For a long time, the skill of cash flow planning has been pivotal in helping clients devise a suitable investment strategy and access their portfolio for income in retirement. Most tools to date have adopted ‘straight line’ or deterministic assumptions around how portfolios will behave.
Some work backwards from expenditure required to calculate net return needed and then build a portfolio designed to deliver that return. While simple and helpful in respect of a client’s understanding, the problem of course is that this approach does not consider the risk of investments experiencing returns which are not fixed over time. To overcome that, different cash flow modelling tools have introduced stress testing portfolios. ‘What if?’ markets crashed here, similar to 1987 or 2008. Stress testing, granted, is good, but there are issues with doing it:
- First, it doesn’t reflect the risk level of the client’s portfolio. Is it a risk profile 2 or a risk profile 9 on a 1-10 scale, a system like Dynamic Planner, can adopt, for example? As a result, potential losses modelled may significantly under or overstate real risk to the client.
- Second, stress testing only simulates a repeat of a given event or time and not the numerous and more complex range of factors, each different, which can impact a portfolio over time.
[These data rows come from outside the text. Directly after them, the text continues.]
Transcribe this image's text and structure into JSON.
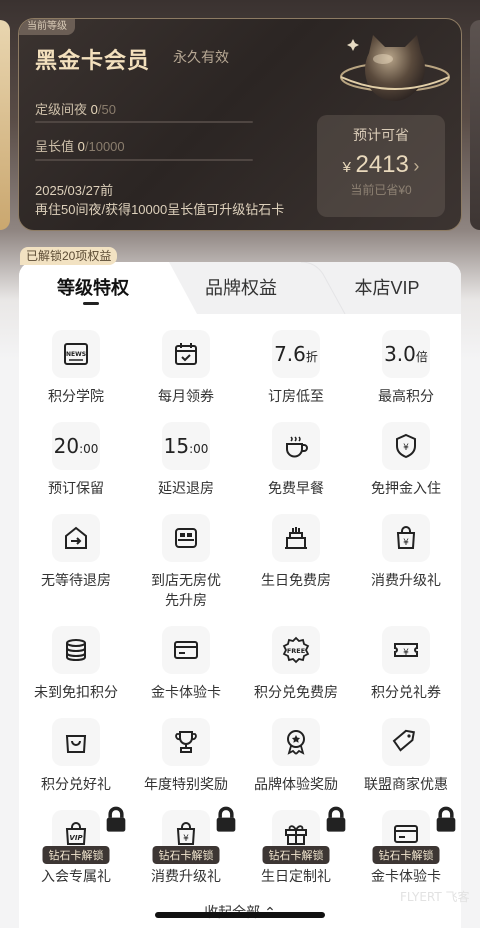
{
  "card": {
    "current_tag": "当前等级",
    "title": "黑金卡会员",
    "validity": "永久有效",
    "nights_label": "定级间夜",
    "nights_current": "0",
    "nights_total": "/50",
    "growth_label": "呈长值",
    "growth_current": "0",
    "growth_total": "/10000",
    "expiry": "2025/03/27前",
    "upgrade_hint": "再住50间夜/获得10000呈长值可升级钻石卡",
    "save_label": "预计可省",
    "save_currency": "¥",
    "save_amount": "2413",
    "save_sub": "当前已省¥0"
  },
  "unlocked_tag": "已解锁20项权益",
  "tabs": [
    {
      "label": "等级特权"
    },
    {
      "label": "品牌权益"
    },
    {
      "label": "本店VIP"
    }
  ],
  "benefits": [
    {
      "label": "积分学院",
      "icon": "news-icon"
    },
    {
      "label": "每月领券",
      "icon": "calendar-icon"
    },
    {
      "label": "订房低至",
      "icon": "discount-icon",
      "value": "7.6",
      "unit": "折"
    },
    {
      "label": "最高积分",
      "icon": "multiplier-icon",
      "value": "3.0",
      "unit": "倍"
    },
    {
      "label": "预订保留",
      "icon": "time-icon",
      "value": "20",
      "unit": ":00"
    },
    {
      "label": "延迟退房",
      "icon": "time-icon",
      "value": "15",
      "unit": ":00"
    },
    {
      "label": "免费早餐",
      "icon": "coffee-icon"
    },
    {
      "label": "免押金入住",
      "icon": "shield-yen-icon"
    },
    {
      "label": "无等待退房",
      "icon": "exit-icon"
    },
    {
      "label": "到店无房优先升房",
      "icon": "bed-icon"
    },
    {
      "label": "生日免费房",
      "icon": "cake-icon"
    },
    {
      "label": "消费升级礼",
      "icon": "bag-yen-icon"
    },
    {
      "label": "未到免扣积分",
      "icon": "coins-icon"
    },
    {
      "label": "金卡体验卡",
      "icon": "card-icon"
    },
    {
      "label": "积分兑免费房",
      "icon": "free-badge-icon"
    },
    {
      "label": "积分兑礼券",
      "icon": "ticket-yen-icon"
    },
    {
      "label": "积分兑好礼",
      "icon": "shopping-bag-icon"
    },
    {
      "label": "年度特别奖励",
      "icon": "trophy-icon"
    },
    {
      "label": "品牌体验奖励",
      "icon": "medal-icon"
    },
    {
      "label": "联盟商家优惠",
      "icon": "tag-icon"
    },
    {
      "label": "入会专属礼",
      "icon": "vip-bag-icon",
      "badge": "钻石卡解锁"
    },
    {
      "label": "消费升级礼",
      "icon": "bag-yen-icon",
      "badge": "钻石卡解锁"
    },
    {
      "label": "生日定制礼",
      "icon": "gift-icon",
      "badge": "钻石卡解锁"
    },
    {
      "label": "金卡体验卡",
      "icon": "card-icon",
      "badge": "钻石卡解锁"
    }
  ],
  "collapse_label": "收起全部",
  "watermark": "FLYERT 飞客",
  "colors": {
    "gold": "#cda96e",
    "dark": "#2b2523",
    "badge": "#3d3634"
  }
}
- Finally, if, while markets are falling, a client is withdrawing money from their investments each month, to provide an income, sequencing risk, or the acceleration in portfolio losses, may be significantly underplayed.
That said, how then do you plan effectively and accurately with your client, given that complexity and uncertainty?
How does cash flow planning software help?
The answer lies in highlighting to a client a range of reasonable outcomes they can expect, given their risk profile and the timeframe. A Monte Carlo model – like Dynamic Planner’s – can help here by taking thousands of random potential outcomes for a period being modelled aligned to risk within their portfolio. How does that help?
- First, it links back to their portfolio, its asset allocation and its value at risk, all previously agreed with the client. Its risk profile drives the expected average return and volatility, including the likelihood of bigger losses being suffered than have been experienced historically.
- Second, it can model thousands [a statistically large and robust enough number] of the almost infinite number of performance paths the portfolio might take each month over the course of a cash flow plan.
Some might look similar to previous market downturns, but the majority will not. The client can therefore plan for an expected average result, while also being aware of and prepared for a series of poor returns from their investments – the average of the worst 5% or be pleasantly surprised by higher than average returns.
- Third, monthly Monte Carlo cash flow modelling can consider the reality of the impact of monthly cash flows, whether this is income drawn down from investments or charges or tax being applied, resulting in a much more accurate assessment of the probable range of outcomes and assets ultimately left available to meet future expenditure.
Considering and then being able to clearly visualise different scenarios in a cash flow plan provides a powerful platform for advisers to engage with clients around a realistic assessment of returns likely from their portfolio. Forewarned is forearmed. As a result, advisers and clients will be better equipped to navigate the choppy waters we all now face.